Queensland Law Society

1. Queensland’s law reform processes

The state government is responsible for making laws for the peace, welfare and good government of Queensland. This mandate extends to the creation of good laws and policies that:

  • Are grounded in cogent evidence
  • Are clearly drafted and provide certainty to affected individuals
  • Are the result of proper consultation processes (such as those employed by the Australian Productivity Commission); and
  • Serve the long-term interests of the Queensland community.

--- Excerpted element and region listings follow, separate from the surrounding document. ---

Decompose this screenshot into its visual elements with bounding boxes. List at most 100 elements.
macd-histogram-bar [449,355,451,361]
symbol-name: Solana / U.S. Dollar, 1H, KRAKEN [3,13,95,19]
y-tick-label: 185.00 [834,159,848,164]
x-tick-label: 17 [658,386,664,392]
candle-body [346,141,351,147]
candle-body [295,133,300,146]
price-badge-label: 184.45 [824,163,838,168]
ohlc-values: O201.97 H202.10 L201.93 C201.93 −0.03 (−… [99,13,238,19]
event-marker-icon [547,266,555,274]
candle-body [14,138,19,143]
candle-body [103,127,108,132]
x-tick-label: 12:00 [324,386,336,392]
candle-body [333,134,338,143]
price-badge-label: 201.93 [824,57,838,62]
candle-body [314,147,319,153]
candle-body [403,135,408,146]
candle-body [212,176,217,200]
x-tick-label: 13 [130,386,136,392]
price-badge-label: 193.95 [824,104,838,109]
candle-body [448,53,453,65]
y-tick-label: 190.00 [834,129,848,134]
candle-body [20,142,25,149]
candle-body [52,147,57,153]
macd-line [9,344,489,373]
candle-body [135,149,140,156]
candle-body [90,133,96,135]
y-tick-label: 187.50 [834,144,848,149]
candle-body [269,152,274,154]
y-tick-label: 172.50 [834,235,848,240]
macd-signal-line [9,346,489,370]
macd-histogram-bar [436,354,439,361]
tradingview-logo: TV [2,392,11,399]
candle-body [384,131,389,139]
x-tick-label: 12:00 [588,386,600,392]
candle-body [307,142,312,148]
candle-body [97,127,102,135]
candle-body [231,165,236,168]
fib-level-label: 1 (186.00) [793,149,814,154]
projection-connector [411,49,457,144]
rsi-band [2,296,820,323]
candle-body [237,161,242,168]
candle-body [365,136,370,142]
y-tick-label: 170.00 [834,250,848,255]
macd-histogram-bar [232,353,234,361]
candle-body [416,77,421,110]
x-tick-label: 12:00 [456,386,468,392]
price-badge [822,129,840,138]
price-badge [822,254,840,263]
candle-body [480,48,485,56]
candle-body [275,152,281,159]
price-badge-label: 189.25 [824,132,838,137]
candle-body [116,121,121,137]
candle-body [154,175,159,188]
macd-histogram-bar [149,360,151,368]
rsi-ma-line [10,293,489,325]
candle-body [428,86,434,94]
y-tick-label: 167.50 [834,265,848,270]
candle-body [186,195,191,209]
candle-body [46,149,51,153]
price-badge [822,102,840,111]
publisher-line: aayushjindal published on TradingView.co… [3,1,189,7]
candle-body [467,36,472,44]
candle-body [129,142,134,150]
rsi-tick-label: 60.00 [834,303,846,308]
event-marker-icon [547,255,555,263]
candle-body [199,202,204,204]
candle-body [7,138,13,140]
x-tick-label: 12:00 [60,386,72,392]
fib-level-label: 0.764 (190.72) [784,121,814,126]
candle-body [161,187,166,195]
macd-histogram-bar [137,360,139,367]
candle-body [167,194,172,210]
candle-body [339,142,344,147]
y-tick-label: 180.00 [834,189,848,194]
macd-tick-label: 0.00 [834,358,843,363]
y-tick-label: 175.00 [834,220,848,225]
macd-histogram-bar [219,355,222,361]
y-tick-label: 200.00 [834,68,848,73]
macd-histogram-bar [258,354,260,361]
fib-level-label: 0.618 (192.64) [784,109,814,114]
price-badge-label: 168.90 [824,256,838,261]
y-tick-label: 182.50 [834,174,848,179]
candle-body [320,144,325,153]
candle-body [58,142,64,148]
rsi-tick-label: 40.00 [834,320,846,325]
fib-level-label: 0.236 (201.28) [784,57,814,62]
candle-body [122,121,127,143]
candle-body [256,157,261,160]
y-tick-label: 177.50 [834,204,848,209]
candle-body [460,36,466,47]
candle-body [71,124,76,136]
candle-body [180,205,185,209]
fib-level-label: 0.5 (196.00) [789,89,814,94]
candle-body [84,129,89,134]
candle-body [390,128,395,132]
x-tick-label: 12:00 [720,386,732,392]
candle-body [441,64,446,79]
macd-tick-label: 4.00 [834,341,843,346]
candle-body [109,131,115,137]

Queensland Law Society calls for a commitment:

  • To evidence-based policy-making
  • To implement a comprehensive consultation process for the formation of legislation. This process should include a one-month stakeholder consultation period prior to the introduction of a bill in Parliament, with any departures from the process documented and tabled in Parliament
  • That all bills are referred to Parliamentary Committees and that Parliamentary Committees are allowed at least two months from the date of referral to provide their report
  • To the provision of complete Explanatory Notes including comprehensive justification for a bill’s deviation from the fundamental legislative principles
  • To the use of justice impact statements upon the introduction of a bill to detail what “cost” will be imposed on the justice system
  • To enact an amendment to the Acts Interpretation Act 1954 (Qld) that any new legislation accord with fundamental legislative principles, common law protections and established rules of international law and custom
  • To provide bills in tracking where bills propose amendments to existing legislation
  • To avoid the use of omnibus bills or to ensure that omnibus bills only contain bills of similar subject matter
  • To reasonable consultation on new subordinate legislation and significant amendment to existing subordinate legislation.